The Health Affairs lawsuit offers a preview of how these arguments could play out in court. In September, the conservative advocacy group Do No Harm—whose chairman, Dr. Stanley Goldfarb, is an avid Washington Free Beacon reader and the father of Free Beacon chairman Michael Goldfarb—filed a discrimination complaint against the journal, alleging that its “Health Equity Fellowship for Trainees” violated multiple civil rights laws. The fellowship, which provides publishing and mentorship opportunities, accepts only “American Indian/Alaskan Native, African American/Black, Asian American, Native Hawaiian and other Pacific Islander, and Hispanic/Latino” applicants, per the program’s eligibility criteria.
But just as the Boy Scouts argued that they could not convey their message about homosexuality without excluding gays, Health Affairs is arguing that it cannot convey its message about health equity without excluding whites. The filing quotes a line from Rehnquist’s Dale opinion—anti-discrimination law “cannot ‘justify … a severe intrusion on [an organization’s] right to freedom of expressive association'”—to suggest that the First Amendment licenses the fellowship criteria, which it calls an “integral part” of Health Affairs‘s equity initiative.
Do No Harm, on the other hand, is echoing the slippery slope argument the ACLU made in Dale, warning that Health Affairs‘s defense will invite a radical retrenchment of civil rights.
“Under Defendants’ theory of freedom of association, the First Amendment would also permit all-white fellowships,” Do No Harm said in an October filing. “This flies in the face of a mountain of precedent that accumulated for decades.”

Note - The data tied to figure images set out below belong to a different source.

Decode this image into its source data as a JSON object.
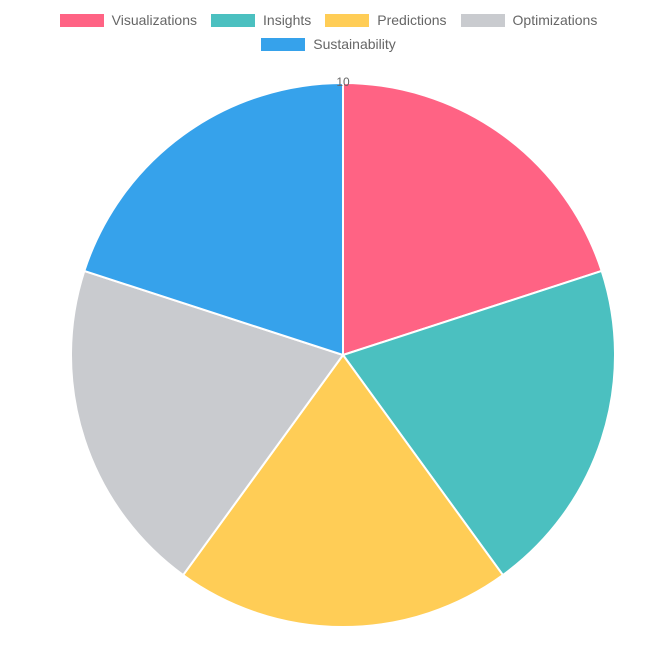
{
  "chart_data": {
    "type": "pie",
    "categories": [
      "Visualizations",
      "Insights",
      "Predictions",
      "Optimizations",
      "Sustainability"
    ],
    "values": [
      10,
      10,
      10,
      10,
      10
    ],
    "colors": [
      "#FF6384",
      "#4BC0C0",
      "#FFCD56",
      "#C9CBCF",
      "#36A2EB"
    ],
    "legend_position": "top",
    "radial_tick_label": "10"
  }
}
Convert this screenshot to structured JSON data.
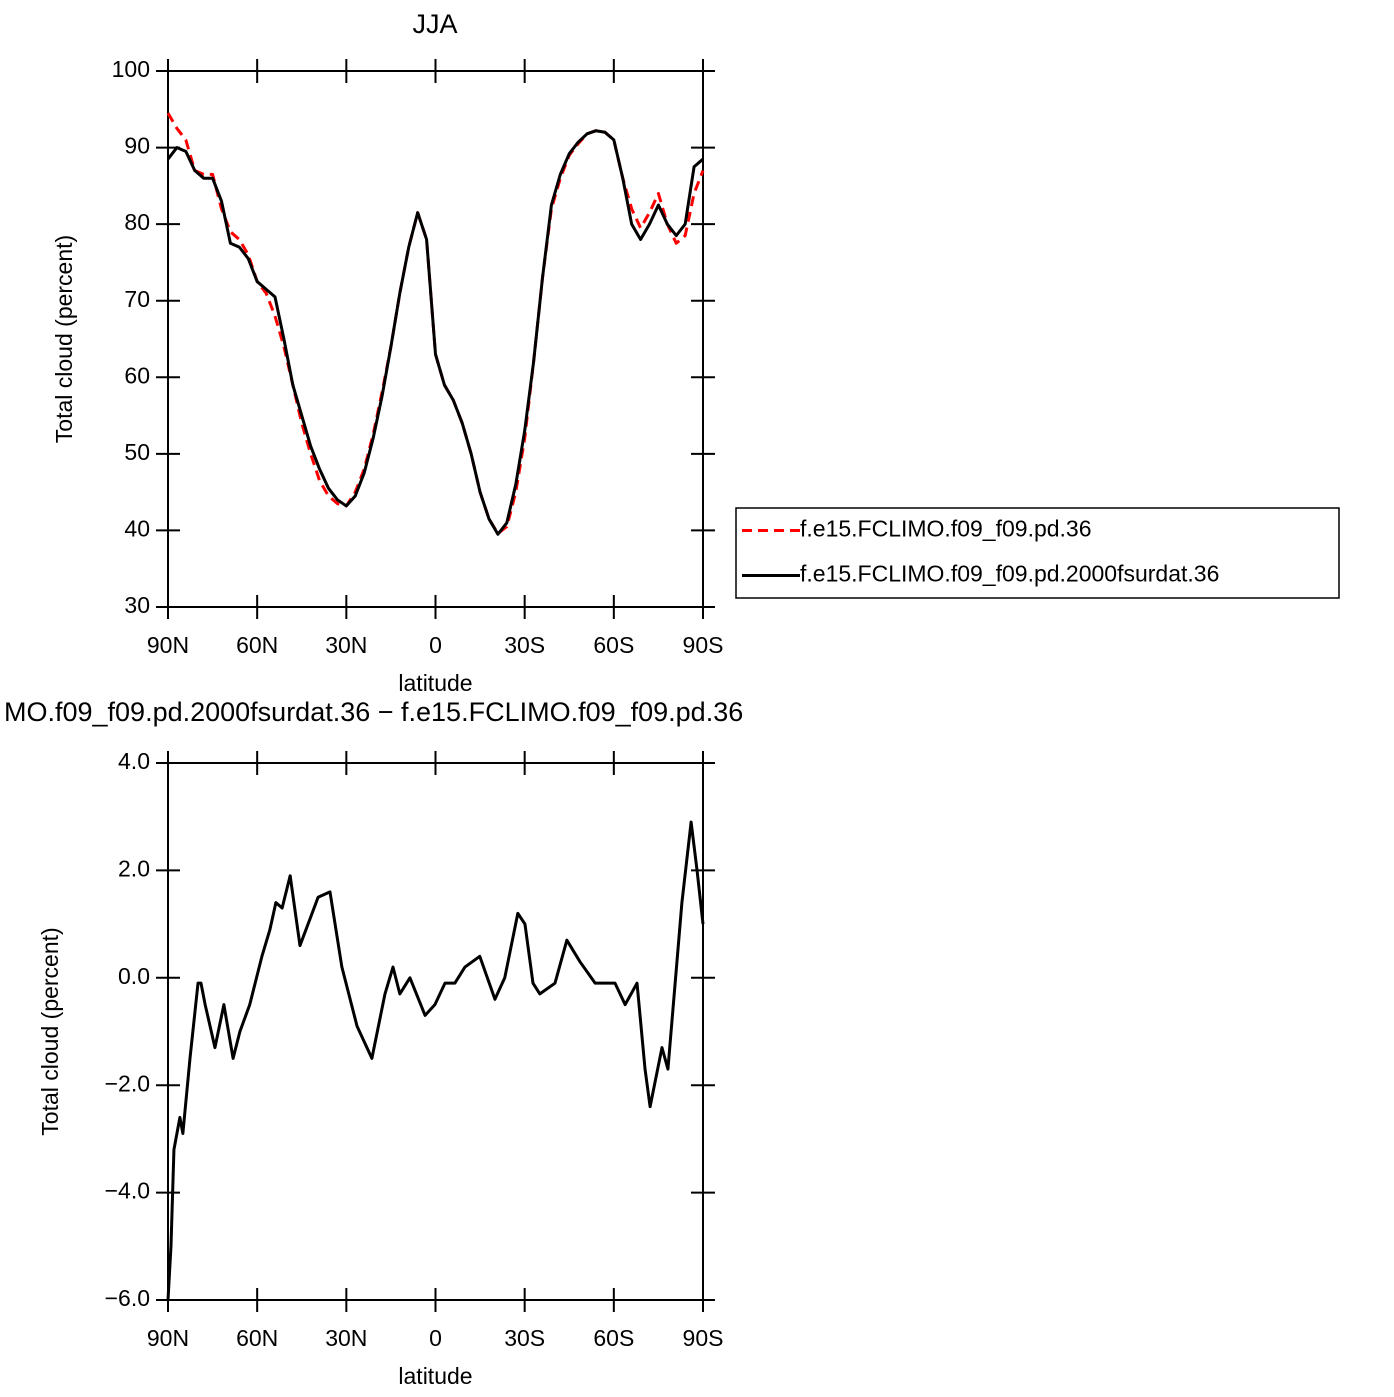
{
  "chart_data": [
    {
      "type": "line",
      "title": "JJA",
      "xlabel": "latitude",
      "ylabel": "Total cloud (percent)",
      "legend": "right",
      "xlim": [
        90,
        -90
      ],
      "ylim": [
        30,
        100
      ],
      "xticks": [
        {
          "value": 90,
          "label": "90N"
        },
        {
          "value": 60,
          "label": "60N"
        },
        {
          "value": 30,
          "label": "30N"
        },
        0,
        {
          "value": -30,
          "label": "30S"
        },
        {
          "value": -60,
          "label": "60S"
        },
        {
          "value": -90,
          "label": "90S"
        }
      ],
      "yticks": [
        30,
        40,
        50,
        60,
        70,
        80,
        90,
        100
      ],
      "x": [
        90,
        87,
        84,
        81,
        78,
        75,
        72,
        69,
        66,
        63,
        60,
        57,
        54,
        51,
        48,
        45,
        42,
        39,
        36,
        33,
        30,
        27,
        24,
        21,
        18,
        15,
        12,
        9,
        6,
        3,
        0,
        -3,
        -6,
        -9,
        -12,
        -15,
        -18,
        -21,
        -24,
        -27,
        -30,
        -33,
        -36,
        -39,
        -42,
        -45,
        -48,
        -51,
        -54,
        -57,
        -60,
        -63,
        -66,
        -69,
        -72,
        -75,
        -78,
        -81,
        -84,
        -87,
        -90
      ],
      "series": [
        {
          "name": "f.e15.FCLIMO.f09_f09.pd.36",
          "color": "#ff0000",
          "dash": true,
          "values": [
            94.5,
            92.5,
            91,
            87,
            86.5,
            86.5,
            82,
            79,
            78,
            76,
            72.5,
            71,
            68,
            64,
            59,
            54,
            50,
            46.5,
            44.5,
            43.5,
            43.2,
            45,
            48,
            52.5,
            58,
            64,
            71,
            77,
            81.5,
            78,
            63,
            59,
            57,
            54,
            50,
            45,
            41.5,
            39.6,
            40.5,
            45,
            52,
            62,
            73,
            82,
            86,
            89,
            90.5,
            91.8,
            92.2,
            92,
            91,
            86,
            82,
            79.5,
            81.5,
            84,
            80,
            77.5,
            78.5,
            84,
            87
          ]
        },
        {
          "name": "f.e15.FCLIMO.f09_f09.pd.2000fsurdat.36",
          "color": "#000000",
          "dash": false,
          "values": [
            88.5,
            90,
            89.5,
            87,
            86,
            86,
            83,
            77.5,
            77,
            75.5,
            72.5,
            71.5,
            70.5,
            65,
            59,
            55,
            51,
            48,
            45.5,
            44,
            43.2,
            44.5,
            47.5,
            52,
            57.5,
            64,
            71,
            77,
            81.5,
            78,
            63,
            59,
            57,
            54,
            50,
            45,
            41.5,
            39.5,
            41,
            46,
            53,
            62,
            73,
            82.5,
            86.5,
            89.2,
            90.7,
            91.8,
            92.2,
            92,
            91,
            86,
            80,
            78,
            80,
            82.5,
            80,
            78.5,
            80,
            87.5,
            88.5
          ]
        }
      ]
    },
    {
      "type": "line",
      "title": "MO.f09_f09.pd.2000fsurdat.36 − f.e15.FCLIMO.f09_f09.pd.36",
      "xlabel": "latitude",
      "ylabel": "Total cloud (percent)",
      "xlim": [
        90,
        -90
      ],
      "ylim": [
        -6,
        4
      ],
      "xticks": [
        {
          "value": 90,
          "label": "90N"
        },
        {
          "value": 60,
          "label": "60N"
        },
        {
          "value": 30,
          "label": "30N"
        },
        0,
        {
          "value": -30,
          "label": "30S"
        },
        {
          "value": -60,
          "label": "60S"
        },
        {
          "value": -90,
          "label": "90S"
        }
      ],
      "yticks": [
        {
          "value": -6,
          "label": "−6.0"
        },
        {
          "value": -4,
          "label": "−4.0"
        },
        {
          "value": -2,
          "label": "−2.0"
        },
        {
          "value": 0,
          "label": "0.0"
        },
        {
          "value": 2,
          "label": "2.0"
        },
        {
          "value": 4,
          "label": "4.0"
        }
      ],
      "x": [
        90,
        89,
        88,
        86,
        85,
        82.6,
        79.9,
        78.9,
        77.5,
        74.2,
        71.2,
        68.1,
        65.8,
        62.5,
        58.4,
        55.7,
        53.7,
        51.6,
        48.9,
        45.6,
        42.2,
        39.5,
        35.5,
        31.5,
        26.4,
        21.4,
        17,
        14.3,
        12,
        8.6,
        3.5,
        0.2,
        -3.2,
        -6.5,
        -9.9,
        -14.9,
        -20,
        -23.3,
        -27.7,
        -30.1,
        -32.8,
        -35.1,
        -40.2,
        -44.2,
        -48.6,
        -53.7,
        -60.4,
        -63.8,
        -67.8,
        -70.5,
        -72.2,
        -76.2,
        -78.2,
        -82.9,
        -86,
        -88,
        -90
      ],
      "series": [
        {
          "color": "#000000",
          "dash": false,
          "values": [
            -6,
            -5,
            -3.2,
            -2.6,
            -2.9,
            -1.5,
            -0.1,
            -0.1,
            -0.5,
            -1.3,
            -0.5,
            -1.5,
            -1,
            -0.5,
            0.4,
            0.9,
            1.4,
            1.3,
            1.9,
            0.6,
            1.1,
            1.5,
            1.6,
            0.2,
            -0.9,
            -1.5,
            -0.3,
            0.2,
            -0.3,
            0,
            -0.7,
            -0.5,
            -0.1,
            -0.1,
            0.2,
            0.4,
            -0.4,
            0,
            1.2,
            1,
            -0.1,
            -0.3,
            -0.1,
            0.7,
            0.3,
            -0.1,
            -0.1,
            -0.5,
            -0.1,
            -1.7,
            -2.4,
            -1.3,
            -1.7,
            1.4,
            2.9,
            2,
            1
          ]
        }
      ]
    }
  ]
}
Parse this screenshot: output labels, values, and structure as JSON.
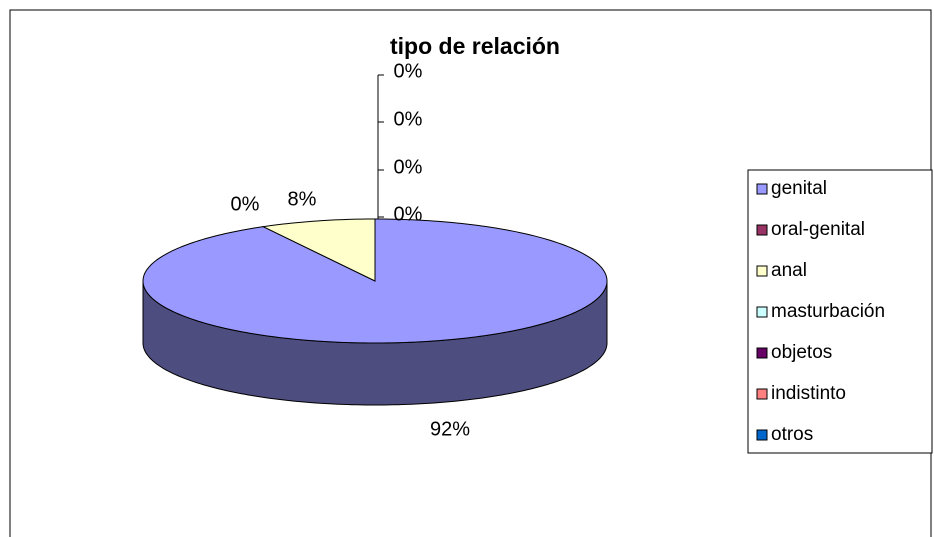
{
  "chart_data": {
    "type": "pie3d",
    "title": "tipo de relación",
    "categories": [
      "genital",
      "oral-genital",
      "anal",
      "masturbación",
      "objetos",
      "indistinto",
      "otros"
    ],
    "values": [
      92,
      0,
      8,
      0,
      0,
      0,
      0
    ],
    "value_labels": [
      "92%",
      "0%",
      "8%",
      "0%",
      "0%",
      "0%",
      "0%"
    ],
    "colors": [
      "#9999ff",
      "#993366",
      "#ffffcc",
      "#ccffff",
      "#660066",
      "#ff8080",
      "#0066cc"
    ],
    "legend": "right"
  }
}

Though the Supreme Court accepted the free association argument in Dale, it has rejected it in numerous other cases involving race discrimination—mostly against African Americans—and courts typically treat racism as a uniquely invidious prejudice. In Runyon v. McCary, for example, an all-white private school claimed it had a First Amendment right to exclude black children because of its sincere belief in segregation. The Supreme Court rejected that reasoning 7-2, holding that the belief in segregation was different from the practice of it.
“If you allow the free speech argument to prevail in the Health Affairs case, you’d also have to let it prevail in the private school case,” Bernstein said. “That would undermine the enforcement of all anti-discrimination laws, so no court is going to buy it.”
Health Affairs declined to comment on the implications of its argument, saying only that it was “confident” of the fellowship’s legality.
Beyond the radical precedent it would set, Health Affairs‘s defense ignores a number of other differences between the Dale case and this one. For example, Bernstein noted, Dale wasn’t just a member of the Scouts, but a leader and role model charged with inculcating moral values, which meant his open embrace of homosexuality was likely to impact the group’s message. It is less clear how accepting white fellows would prevent Health Affairs from conveying that diverse scholars are “vital to health equity.”
Another difference, Bernstein said, is that the Scouts were arguably excluding Dale over his support for homosexual conduct—he was the leader of a local gay rights group—not his homosexual identity as such. While Rehnquist’s opinion is a bit hazy on that distinction, there is no corresponding ambiguity about the Health Affairs fellowship: It excludes all white applicants regardless of their views or conduct.
The Boy Scouts also did not take federal funds, which means they were not bound by Title VI of the Civil Rights Act, the law that bans race discrimination in goverment-funded entities. Health Affairs, however, is part of a nonprofit organization, Project HOPE, that receives millions in government grants.
“Substantively, Defendants would have this Court declare a federally subsidized First Amendment right to racially discriminate,” Do No Harm said in its October filing. “That declaration would significantly upend the anti-discrimination efforts made since the Reconstruction era.”